La publication, hier, au ” Journal officiel “, de la loi en faveur du travail, de l’emploi et du pouvoir d’achat (dite ” Tepa “), promulguée mardi, donne le coup d’envoi à l’application de certaines de ses mesures fiscales. Quelques décrets sont encore attendus.
· Allégement des droits de succession et de donation
Les droits de succession sont supprimés pour le conjoint survivant, pour le partenaire lié par un PACS et pour les frères et soeurs de plus de 50 ans résidant depuis au moins cinq ans sous le même toit. L’abattement, pour les droits de succession comme pour les droits de donation, est relevé de 50.000 euros à 150.000 euros pour la part de chaque enfant, de chaque ascendant et de chaque personne handicapée. L’abattement est fixé à 7.500 euros pour les neveux et nièces, et il passe de 5.000 à 15.000 euros pour les frères et soeurs. En matière de donation, les partenaires liés par un PACS bénéficient des mêmes abattements et barèmes que les conjoints mariés. Les tranches des barèmes et les abattements sont revalorisés chaque année sur le modèle du barème de l’impôt sur le revenu. Ces abattements sur les donations restent applicables, comme aujourd’hui, une fois tous les six ans. Chaque ascendant peut donner une fois à chacun de ses descendants (et à ses neveux et nièces en l’absence de descendance), en espèces, jusqu’à 30.000 euros. Chaque donateur doit alors avoir au plus 65 ans et chaque donataire au moins 18 ans. La loi s’applique aux successions ouvertes (c’est-à-dire aux décès constatés) et aux donations consenties depuis hier, jour de la publication de la loi.

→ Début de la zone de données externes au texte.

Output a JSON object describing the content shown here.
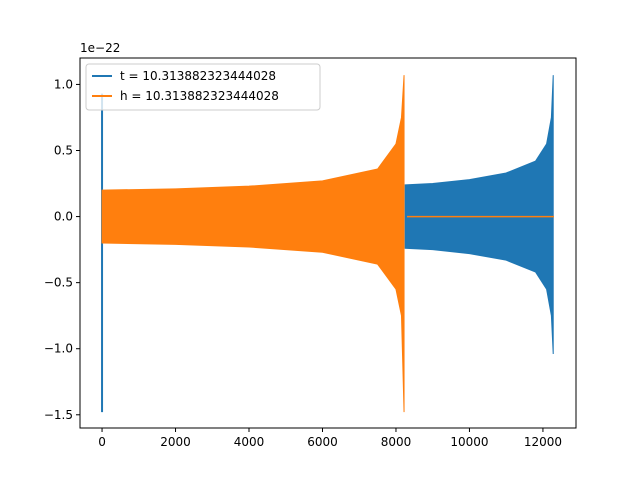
{
  "chart_data": {
    "type": "line",
    "title": "",
    "xlabel": "",
    "ylabel": "",
    "y_offset_label": "1e−22",
    "xlim": [
      -600,
      12900
    ],
    "ylim": [
      -1.6,
      1.2
    ],
    "xticks": [
      0,
      2000,
      4000,
      6000,
      8000,
      10000,
      12000
    ],
    "xtick_labels": [
      "0",
      "2000",
      "4000",
      "6000",
      "8000",
      "10000",
      "12000"
    ],
    "yticks": [
      -1.5,
      -1.0,
      -0.5,
      0.0,
      0.5,
      1.0
    ],
    "ytick_labels": [
      "−1.5",
      "−1.0",
      "−0.5",
      "0.0",
      "0.5",
      "1.0"
    ],
    "grid": false,
    "legend_position": "upper-left",
    "series": [
      {
        "name": "t = 10.313882323444028",
        "color": "#1f77b4",
        "envelope": {
          "spike": {
            "x": 0,
            "max": 0.93,
            "min": -1.48
          },
          "segments": [
            {
              "x": 8250,
              "max": 0.24,
              "min": -0.24
            },
            {
              "x": 9000,
              "max": 0.25,
              "min": -0.25
            },
            {
              "x": 10000,
              "max": 0.28,
              "min": -0.28
            },
            {
              "x": 11000,
              "max": 0.33,
              "min": -0.33
            },
            {
              "x": 11800,
              "max": 0.42,
              "min": -0.42
            },
            {
              "x": 12100,
              "max": 0.55,
              "min": -0.55
            },
            {
              "x": 12230,
              "max": 0.75,
              "min": -0.75
            },
            {
              "x": 12280,
              "max": 1.07,
              "min": -1.04
            }
          ],
          "zero_range": [
            200,
            8200
          ]
        }
      },
      {
        "name": "h = 10.313882323444028",
        "color": "#ff7f0e",
        "envelope": {
          "segments": [
            {
              "x": 0,
              "max": 0.2,
              "min": -0.2
            },
            {
              "x": 2000,
              "max": 0.21,
              "min": -0.21
            },
            {
              "x": 4000,
              "max": 0.23,
              "min": -0.23
            },
            {
              "x": 6000,
              "max": 0.27,
              "min": -0.27
            },
            {
              "x": 7500,
              "max": 0.36,
              "min": -0.36
            },
            {
              "x": 8000,
              "max": 0.55,
              "min": -0.55
            },
            {
              "x": 8150,
              "max": 0.75,
              "min": -0.75
            },
            {
              "x": 8220,
              "max": 1.07,
              "min": -1.48
            }
          ],
          "zero_range": [
            8300,
            12300
          ]
        }
      }
    ]
  }
}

· Plafonnement des impôts directs à 50 % des revenus
Si les impôts directs versés en 2006 et 2007 (impôt sur le revenu, ISF, taxe foncière et taxe d’habitation sur la résidence principale, CSG, CRDS et prélèvements sociaux) excèdent 50 % des revenus perçus en 2006, le contribuable pourra demander une restitution du trop-versé à compter du 1er janvier 2008.
· Réduction d’ISF pour les investissements dans les PME
Les contribuables peuvent réduire leur impôt de solidarité sur la fortune (ISF) à hauteur de 75 % des souscriptions au capital initial ou aux augmentations de capital de PME (et de holding) absentes d’un marché réglementé, dans la limite de 50.000 euros. Les titres doivent être conservés au moins cinq ans. Pour une réduction de l’ISF versé le 15 juin de l’année n, l’investissement doit être réalisé entre le 15 juin de l’année n - 1 et le 15 juin de l’année n. L’investissement dans une PME du redevable, de son conjoint, de son partenaire lié par un Pacs ou de son concubin notoire n’est pas autorisé. La même réduction est consentie pour les dons aux organismes d’intérêt général (fondations, entreprises adaptées ou d’insertion, Agence nationale de la recherche, organismes de recherche publics ou privés d’intérêt général et à but non lucratif, établissements d’enseignement supérieur ou artistique…). L’acquisition de parts de fonds d’investissement de proximité (FIP) est autorisée, mais la réduction d’ISF est alors limitée à 50 % des montants investis, dans la limite de 10.000 euros. Le cumul des dons et investissements est autorisé, mais dans la limite d’une réduction totale d’ISF de 50.000 euros.
· Abattement supplémentaire d’ISF sur la résidence principale
L’abattement de 20 % autorisé sur la résidence principale pour évaluer le patrimoine assujetti à l’ISF est relevé à 30 % à compter du 1er janvier 2008. Le délai de prescription passe de dix à six ans.
· Imposition des dons de stock-options
Les plus-values réalisées lors de la vente des stock-options attribuées à compter du 20 juin 2007 ne seront plus exonérées d’impôt sur le revenu en cas de don ou d’héritage.
· Encadrement des parachutes dorés
Les éléments de rémunération, indemnités et avantages des dirigeants doivent être liés à leur performance et à celle de l’entreprise.